Romania At Dawn
In City and Village, the Only Common Sight Was the Blue Flag with Yellow Stars
I entered Romania for the first time in the middle of the night. As the bus made its way deeper and deeper into the country, I saw the sun rising in the east; I saw the fast growing cities of Arad and Timisoara waking up, and I saw the remains of what seemed to be long forgotten villages, inhabited only by elderly people whose children have long since left for work in the cities.
And in city or village, the only common sight was the European Union’s big blue flag with a circle of yellow stars, on cars, on billboards, and flying high over gardens and clock towers.
It was another 10 hours before I reached Bucharest, and I witnessed again and again the many things which have defined Eastern Europe for me, part Slovenian, part Swedish, and long a resident of Croatia: visible economic inequality among people, beautiful natural landscape and so much more potential than is being realized, and the smiles and easiness of the people, who approach you with a feeling of optimism almost non-existent in the developed West. While I saw street dogs in the cities and in the country side, while I saw towns with no billboards, and while I saw garbage even in gardens that people didn’t bother picking up, one could still on occasion see the European flag flying high.
Then at last, after 21 hours in the bus, past the new European Cultural Capital, Sibiu, and the medieval town of Brasov, I finally arrived in Bucharest. The closer I got to the capital, the higher the visible standard of living; the cars and roads got better, the houses bigger. What I did not anticipate though, were the traffic jams.
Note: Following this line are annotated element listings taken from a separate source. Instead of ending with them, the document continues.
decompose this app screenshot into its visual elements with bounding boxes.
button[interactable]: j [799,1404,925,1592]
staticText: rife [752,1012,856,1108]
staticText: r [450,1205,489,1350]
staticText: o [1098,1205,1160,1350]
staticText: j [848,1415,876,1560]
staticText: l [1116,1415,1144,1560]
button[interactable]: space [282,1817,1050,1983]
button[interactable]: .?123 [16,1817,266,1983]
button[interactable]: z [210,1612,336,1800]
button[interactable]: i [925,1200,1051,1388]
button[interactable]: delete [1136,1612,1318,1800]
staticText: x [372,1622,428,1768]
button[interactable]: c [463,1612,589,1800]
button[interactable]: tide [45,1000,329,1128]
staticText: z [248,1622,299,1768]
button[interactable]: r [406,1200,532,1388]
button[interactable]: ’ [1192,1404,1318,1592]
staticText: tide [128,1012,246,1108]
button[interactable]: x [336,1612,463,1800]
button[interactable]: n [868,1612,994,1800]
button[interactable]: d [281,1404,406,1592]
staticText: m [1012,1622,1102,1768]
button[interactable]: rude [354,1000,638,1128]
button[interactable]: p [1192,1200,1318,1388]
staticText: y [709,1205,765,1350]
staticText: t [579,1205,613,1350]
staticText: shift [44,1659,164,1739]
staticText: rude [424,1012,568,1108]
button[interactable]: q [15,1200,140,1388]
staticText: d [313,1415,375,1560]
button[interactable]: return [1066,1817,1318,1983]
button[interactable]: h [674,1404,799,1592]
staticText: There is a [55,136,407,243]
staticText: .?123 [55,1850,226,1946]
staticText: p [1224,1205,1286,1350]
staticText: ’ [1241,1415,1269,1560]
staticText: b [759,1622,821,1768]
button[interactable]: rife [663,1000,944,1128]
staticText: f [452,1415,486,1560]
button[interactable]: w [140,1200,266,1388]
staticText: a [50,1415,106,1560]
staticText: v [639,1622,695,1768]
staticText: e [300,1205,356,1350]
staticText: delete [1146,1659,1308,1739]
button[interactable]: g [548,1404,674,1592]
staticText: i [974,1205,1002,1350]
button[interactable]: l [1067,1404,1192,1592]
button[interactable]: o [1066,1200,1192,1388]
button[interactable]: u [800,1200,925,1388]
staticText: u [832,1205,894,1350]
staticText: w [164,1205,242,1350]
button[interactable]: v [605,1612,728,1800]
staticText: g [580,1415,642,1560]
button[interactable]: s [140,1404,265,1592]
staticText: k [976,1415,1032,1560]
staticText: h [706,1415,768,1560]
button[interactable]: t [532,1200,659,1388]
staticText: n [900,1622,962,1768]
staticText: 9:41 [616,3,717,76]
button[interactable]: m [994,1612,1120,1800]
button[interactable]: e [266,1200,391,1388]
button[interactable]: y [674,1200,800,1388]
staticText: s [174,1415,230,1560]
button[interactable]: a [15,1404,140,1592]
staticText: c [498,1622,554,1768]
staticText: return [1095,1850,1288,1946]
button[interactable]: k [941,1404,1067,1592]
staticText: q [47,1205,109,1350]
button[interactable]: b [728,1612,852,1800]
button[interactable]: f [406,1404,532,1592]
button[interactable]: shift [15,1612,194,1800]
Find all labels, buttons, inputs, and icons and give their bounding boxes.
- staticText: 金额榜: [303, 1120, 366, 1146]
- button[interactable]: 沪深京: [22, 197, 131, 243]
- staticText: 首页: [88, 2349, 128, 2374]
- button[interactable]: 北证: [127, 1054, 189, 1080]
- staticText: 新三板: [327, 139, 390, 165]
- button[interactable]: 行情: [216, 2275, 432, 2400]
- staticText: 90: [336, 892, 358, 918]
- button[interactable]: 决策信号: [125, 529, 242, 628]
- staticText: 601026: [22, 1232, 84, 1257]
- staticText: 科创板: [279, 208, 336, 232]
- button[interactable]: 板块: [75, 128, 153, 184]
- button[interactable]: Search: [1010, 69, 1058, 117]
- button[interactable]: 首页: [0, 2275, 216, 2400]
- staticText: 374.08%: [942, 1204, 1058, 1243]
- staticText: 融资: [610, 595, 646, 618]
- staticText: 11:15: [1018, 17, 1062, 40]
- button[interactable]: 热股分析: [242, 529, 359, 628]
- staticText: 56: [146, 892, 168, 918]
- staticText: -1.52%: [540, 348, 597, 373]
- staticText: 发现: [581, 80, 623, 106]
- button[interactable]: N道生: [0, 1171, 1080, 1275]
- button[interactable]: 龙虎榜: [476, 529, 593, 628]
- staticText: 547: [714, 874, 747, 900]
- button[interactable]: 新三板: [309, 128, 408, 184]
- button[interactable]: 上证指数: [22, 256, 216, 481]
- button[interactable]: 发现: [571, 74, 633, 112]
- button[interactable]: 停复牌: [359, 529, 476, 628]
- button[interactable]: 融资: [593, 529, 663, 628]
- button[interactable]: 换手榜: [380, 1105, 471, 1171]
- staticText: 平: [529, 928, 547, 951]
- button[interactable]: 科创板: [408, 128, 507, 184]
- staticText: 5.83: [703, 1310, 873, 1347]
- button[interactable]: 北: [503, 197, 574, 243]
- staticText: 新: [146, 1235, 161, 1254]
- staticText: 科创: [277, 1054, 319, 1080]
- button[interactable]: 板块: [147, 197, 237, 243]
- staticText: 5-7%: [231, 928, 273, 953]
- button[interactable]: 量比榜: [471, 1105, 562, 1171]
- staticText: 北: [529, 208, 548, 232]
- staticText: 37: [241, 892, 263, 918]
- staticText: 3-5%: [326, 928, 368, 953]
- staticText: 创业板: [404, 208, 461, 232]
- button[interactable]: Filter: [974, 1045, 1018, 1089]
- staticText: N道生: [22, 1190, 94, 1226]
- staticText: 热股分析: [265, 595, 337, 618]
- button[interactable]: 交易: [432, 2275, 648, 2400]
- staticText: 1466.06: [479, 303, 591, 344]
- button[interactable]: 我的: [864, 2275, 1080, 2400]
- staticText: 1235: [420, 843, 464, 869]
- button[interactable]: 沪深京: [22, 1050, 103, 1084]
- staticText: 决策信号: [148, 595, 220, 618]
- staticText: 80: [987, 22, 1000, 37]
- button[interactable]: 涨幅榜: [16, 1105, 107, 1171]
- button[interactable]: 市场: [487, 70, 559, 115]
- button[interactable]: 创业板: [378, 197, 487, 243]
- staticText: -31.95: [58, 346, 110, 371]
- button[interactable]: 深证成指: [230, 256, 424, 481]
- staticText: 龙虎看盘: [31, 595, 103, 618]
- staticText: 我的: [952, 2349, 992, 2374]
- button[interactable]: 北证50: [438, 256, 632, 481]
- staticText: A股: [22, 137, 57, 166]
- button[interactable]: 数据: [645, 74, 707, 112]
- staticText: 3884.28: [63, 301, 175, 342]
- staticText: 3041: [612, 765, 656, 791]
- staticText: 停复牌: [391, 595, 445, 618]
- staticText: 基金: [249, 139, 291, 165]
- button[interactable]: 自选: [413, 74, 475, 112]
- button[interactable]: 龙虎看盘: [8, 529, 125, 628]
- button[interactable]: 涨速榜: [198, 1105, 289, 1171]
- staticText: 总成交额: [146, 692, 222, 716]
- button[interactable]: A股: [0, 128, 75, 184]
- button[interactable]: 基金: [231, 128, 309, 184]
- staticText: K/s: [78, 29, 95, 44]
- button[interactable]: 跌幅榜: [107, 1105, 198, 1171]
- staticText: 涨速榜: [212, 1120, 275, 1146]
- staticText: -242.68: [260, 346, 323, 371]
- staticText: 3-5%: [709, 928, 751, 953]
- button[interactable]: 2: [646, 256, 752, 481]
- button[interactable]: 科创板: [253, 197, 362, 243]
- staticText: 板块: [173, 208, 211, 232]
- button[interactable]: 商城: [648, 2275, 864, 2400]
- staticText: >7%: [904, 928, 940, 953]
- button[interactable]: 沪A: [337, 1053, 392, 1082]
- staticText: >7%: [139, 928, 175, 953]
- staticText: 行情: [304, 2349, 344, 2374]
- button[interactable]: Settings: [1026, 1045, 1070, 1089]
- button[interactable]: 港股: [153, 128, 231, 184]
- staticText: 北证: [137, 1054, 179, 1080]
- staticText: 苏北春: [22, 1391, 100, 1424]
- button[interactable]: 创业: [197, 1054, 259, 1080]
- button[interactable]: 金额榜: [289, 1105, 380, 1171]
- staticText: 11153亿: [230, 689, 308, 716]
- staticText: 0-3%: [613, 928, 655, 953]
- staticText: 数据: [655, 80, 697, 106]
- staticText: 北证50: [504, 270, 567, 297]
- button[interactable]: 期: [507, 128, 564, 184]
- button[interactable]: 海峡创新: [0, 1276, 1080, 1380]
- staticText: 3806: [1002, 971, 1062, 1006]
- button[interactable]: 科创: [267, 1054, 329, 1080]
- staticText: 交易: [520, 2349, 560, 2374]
With a population of 22 million, Romania’s economy is growing at 6.4% a year, among the fastest in Europe and in the top 50 in the world; in just a few years, car sales have boomed, leaving the city with over 1 million cars on the streets daily. While Romania struggles to expand the highway system to accommodate this, I sat and waited, as my bus crawled, meter-by-meter, towards its final destination.
Finally, exhausted from the journey, I stepped out of the bus to the embrace of my good friend Petru. We picked up some eats at a local restaurant and entered the compound where my friend lives. There, I felt at home – and not because I had ever been there before, but because of the warmth of a people willing to welcome a stranger into their country.
Their stories are powerful: Nelu Ciobanu, in his 40’s, tried as a young man to "escape" communism, even made it to the border with the West undetected before he changed his mind. Unwilling to leave his homeland, he turned back to stay in Romania hoping for better days. What he had only dreamed of, he said, the children of today’s Romania will be able to actually achieve.
The new freedoms were also important to Florin Calinescu.
"But first, we need to concentrate on the price that we have to pay [as a country]," Calinescu said. "We can no longer dictate our own national policies as we could before, and many of our skilled workers and bright minds will probably leave the country to seek higher wages in Europe."
Over the week that I spent in European Romania, I felt I was witnessing a country on the rise, industries seemed to be springing up left and right, homes were being built; people saw a middle class developing, and foreigners, seeing a very promising market, were investing and advertising. The fear is that along with prosperity will come the "McDonaldization" of Romania.
All in all, maybe it is true that Romania – and all of the other Eastern European states for that matter – need the European Union more than the Union needs then. But then again there may be some important things that some of the "old" Union members can learn, or perhaps re-learn, from the new: that we work to live, rather than live to work. This mindless consumerism is too often the price of prosperity.